Returning vector of pointers - understanding

Question

I'm trying to understand the following (Lets pretend MyStorageClass is huge) :

class MyStorageClass
{
public:
  string x;
  string y;
  string z;
};

class storage
{
public:
  storage();
  ~storage()
  {
    vector<MyStorageClass *>::iterator it = myVec.begin(); it != myVec.end(); it++)
    {
      delete *it;
    }

  vector<MyStorageClass*> getItems()
  {
    for(int i = 0; i < 10; ++i)
    { 
      v.push_back(new MyStorageClass());
    }
    return v;
  }

private:
  vector<MyStorageClass*> v;

};



main()
{
  storage s;
  vector<MyStorageClass*> vm = s.getItems();
}

From my understading, when s returns the vector and is assigned to vm this is done as a copy (by value). So if s went out of scope and calls it destructor, vm has its own copy and its structure is not affected. However, passing by value is not efficient. So, if you change it to pass by reference:

vector<MyStorageClass*>& getItems()
{
  for(int i = 0; i < 10; ++i)
  { 
    v.push_back(new MyStorageClass());
  }
  return v;
}

You pass the memory location of v (in class Storage). But you still assign a copy of it using the = operator to the vector vm in the Main class. So, vm is independent of v, and if Storage destructor is called vm unaffected.
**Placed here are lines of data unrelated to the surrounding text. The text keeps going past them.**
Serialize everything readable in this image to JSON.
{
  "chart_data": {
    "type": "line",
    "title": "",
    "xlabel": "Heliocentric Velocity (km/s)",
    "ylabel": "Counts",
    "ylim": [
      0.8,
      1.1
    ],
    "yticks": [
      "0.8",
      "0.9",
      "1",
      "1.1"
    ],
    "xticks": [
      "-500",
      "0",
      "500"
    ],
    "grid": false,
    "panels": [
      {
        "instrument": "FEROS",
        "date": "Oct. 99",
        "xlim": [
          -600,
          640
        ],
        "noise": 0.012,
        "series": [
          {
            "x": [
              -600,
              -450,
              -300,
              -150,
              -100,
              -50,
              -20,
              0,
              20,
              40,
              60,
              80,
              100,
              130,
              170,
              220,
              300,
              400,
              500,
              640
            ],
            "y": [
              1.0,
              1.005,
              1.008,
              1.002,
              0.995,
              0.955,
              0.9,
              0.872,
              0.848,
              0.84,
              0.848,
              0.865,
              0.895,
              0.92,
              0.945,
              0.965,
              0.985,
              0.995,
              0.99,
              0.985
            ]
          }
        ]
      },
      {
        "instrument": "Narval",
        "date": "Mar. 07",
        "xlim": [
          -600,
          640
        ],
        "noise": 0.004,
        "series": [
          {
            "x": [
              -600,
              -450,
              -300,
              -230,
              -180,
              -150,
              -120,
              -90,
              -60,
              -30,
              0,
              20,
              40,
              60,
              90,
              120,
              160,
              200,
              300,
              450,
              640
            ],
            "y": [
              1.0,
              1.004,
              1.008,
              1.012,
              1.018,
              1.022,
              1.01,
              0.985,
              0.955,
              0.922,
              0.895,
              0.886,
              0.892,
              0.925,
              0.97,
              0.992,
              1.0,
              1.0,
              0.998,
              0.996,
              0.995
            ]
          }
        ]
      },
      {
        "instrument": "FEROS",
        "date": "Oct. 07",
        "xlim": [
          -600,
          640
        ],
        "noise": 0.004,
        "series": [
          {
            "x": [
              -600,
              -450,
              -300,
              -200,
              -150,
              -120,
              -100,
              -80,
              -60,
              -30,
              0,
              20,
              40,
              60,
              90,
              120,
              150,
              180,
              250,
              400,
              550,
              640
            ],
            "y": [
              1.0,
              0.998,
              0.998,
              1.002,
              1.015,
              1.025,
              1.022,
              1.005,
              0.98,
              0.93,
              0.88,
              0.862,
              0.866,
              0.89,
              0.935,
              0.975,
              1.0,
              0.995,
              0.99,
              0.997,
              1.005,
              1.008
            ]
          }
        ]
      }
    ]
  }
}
Finally, if getItems returned a reference and in main you had the following:

main()
{
  storage s;
  vector<MyStorageClass*> &vm = s.getItems();
}

Now, vm holds the address of v. So it is affected by the Storage destructor.

Question: Is what I've stated above true?

Answer 1

Yes, you have understood this correctly. Now, if you want to take it to the next level, start by finding reasons why this is bad:

1. Returning pointer or references to class internals breaks encapsulation.
2. The reference you get will become a dangling reference once the corresponding s-object is destroyed, thereby breaking the invariant that references are always valid.
3. By returning a vector of pointers you leave the caller wondering weather he has to delete those pointers or not.
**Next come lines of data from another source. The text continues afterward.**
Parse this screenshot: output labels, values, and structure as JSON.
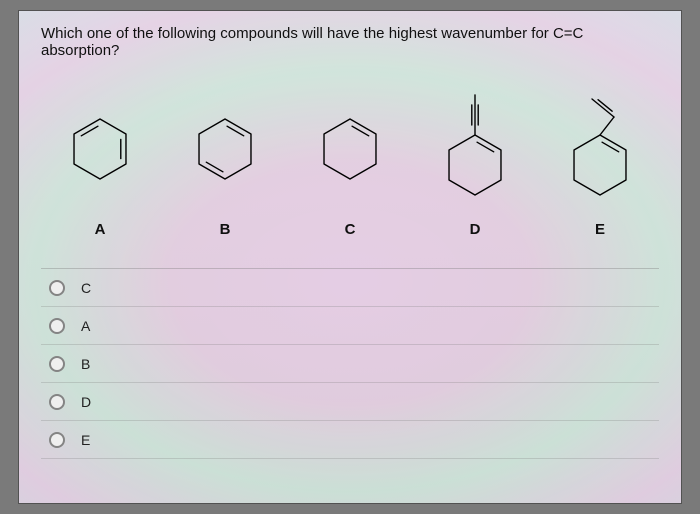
{
  "question": "Which one of the following compounds will have the highest wavenumber for C=C absorption?",
  "structures": {
    "stroke": "#000000",
    "stroke_width": 1.4,
    "hex_radius": 30,
    "items": [
      {
        "id": "A",
        "label": "A",
        "type": "cyclohexadiene-1-3",
        "substituent": null
      },
      {
        "id": "B",
        "label": "B",
        "type": "cyclohexadiene-1-4",
        "substituent": null
      },
      {
        "id": "C",
        "label": "C",
        "type": "cyclohexene",
        "substituent": null
      },
      {
        "id": "D",
        "label": "D",
        "type": "cyclohexene",
        "substituent": "ethynyl"
      },
      {
        "id": "E",
        "label": "E",
        "type": "cyclohexene",
        "substituent": "vinyl"
      }
    ]
  },
  "options": [
    {
      "value": "C",
      "label": "C",
      "selected": false
    },
    {
      "value": "A",
      "label": "A",
      "selected": false
    },
    {
      "value": "B",
      "label": "B",
      "selected": false
    },
    {
      "value": "D",
      "label": "D",
      "selected": false
    },
    {
      "value": "E",
      "label": "E",
      "selected": false
    }
  ]
}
A better solution would be for storage to expose methods begin and end that return the corresponding iterators from s. Alternatively, you can use the Visitor-pattern for algorithms that need to operate on s.
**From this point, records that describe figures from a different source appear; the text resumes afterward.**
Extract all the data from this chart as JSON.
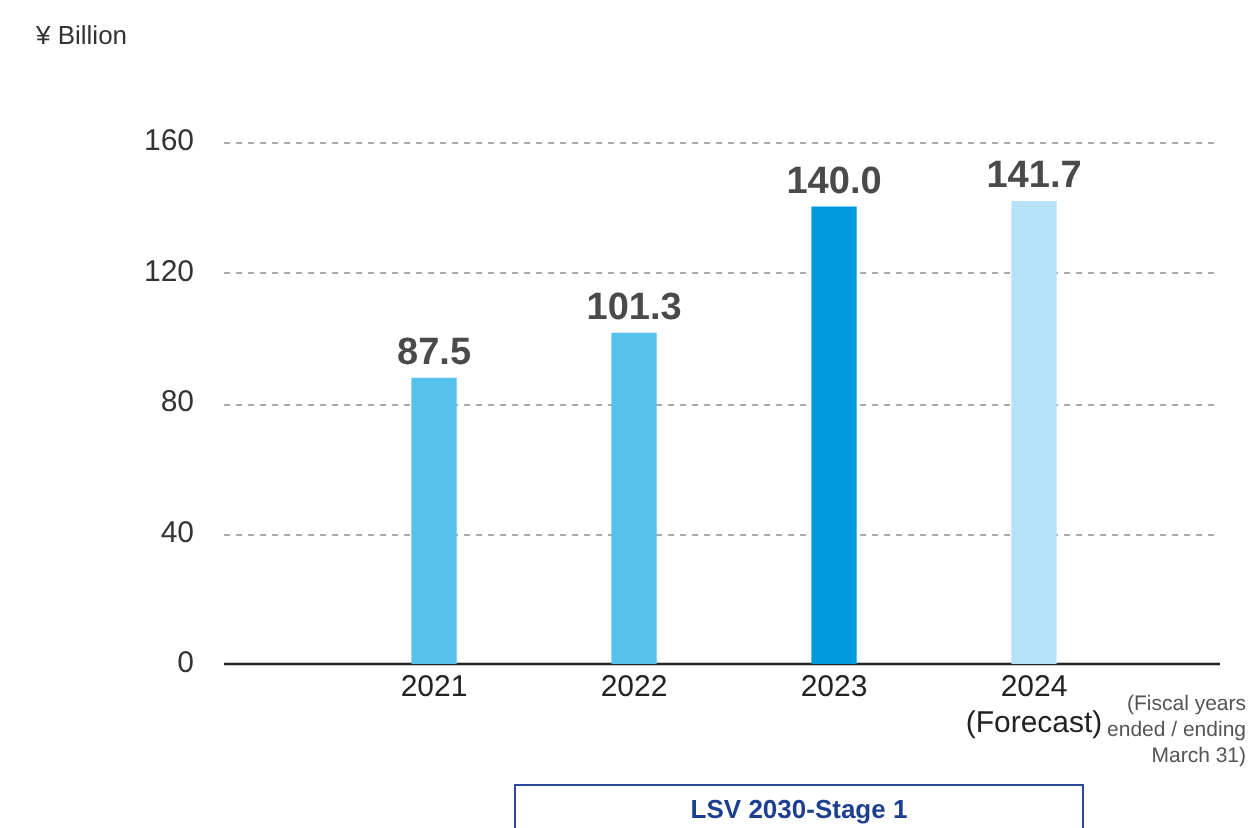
{
  "chart_data": {
    "type": "bar",
    "ylabel": "¥ Billion",
    "categories": [
      "2021",
      "2022",
      "2023",
      "2024\n(Forecast)"
    ],
    "values": [
      87.5,
      101.3,
      140.0,
      141.7
    ],
    "colors": [
      "#55c1ec",
      "#55c1ec",
      "#0099dd",
      "#b5e2f7"
    ],
    "value_labels": [
      "87.5",
      "101.3",
      "140.0",
      "141.7"
    ],
    "ylim": [
      0,
      160
    ],
    "yticks": [
      0,
      40,
      80,
      120,
      160
    ],
    "grid": "y",
    "legend": false,
    "annotations": [
      "(Fiscal years\nended / ending\nMarch 31)",
      "LSV 2030-Stage 1"
    ]
  }
}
Also, in your case it seems like the vector s is supposed to own the objects it contains. That would be a good indicator for use of boost::ptr_vector.

Answer 2

Even though a vector copies its values, the values in your case are the pointers, and not the objects pointed to. So "vm has it's own copy" is not fully true: The resulting vector in your first piece of code will have a copy of the pointers, but not of the MyStorageClass objects they are pointing to; so, actually in all of your 3 code examples the pointers stored in vm would not be valid anymore if the Storage destructor is called!

If you need to make sure, though, that Storage isn't destroyed before the last access to one of the MyStorageClass objects anyway, then, of the presented methods, the third way would be the preferred one, since the vector data (i.e. the pointers) is in memory only once then. You should consider returning a const vector, however, else every caller of getItems can modify the v vector of the Storage class through the returned reference.

As others have already pointed out, exposing the vector itself might not be that good of an idea in the first place; you might consider using iterators instead or the Visitor pattern.

Furthermore, the usage of pointers - where not absolutely needed - is in bigger projects usually rather frowned upon. Consider using smart pointers, such as std::auto_ptr (not very recommendable though due to strange copy semantics), or the more easily understandable boost::shared_ptr / std::tr1::shared_ptr.

Just as a side note, the first and second code example will (at least in most modern compilers) have the exact same performance, since in the first case, the compiler can optimize the temporary return value away (check out "Return value optimization").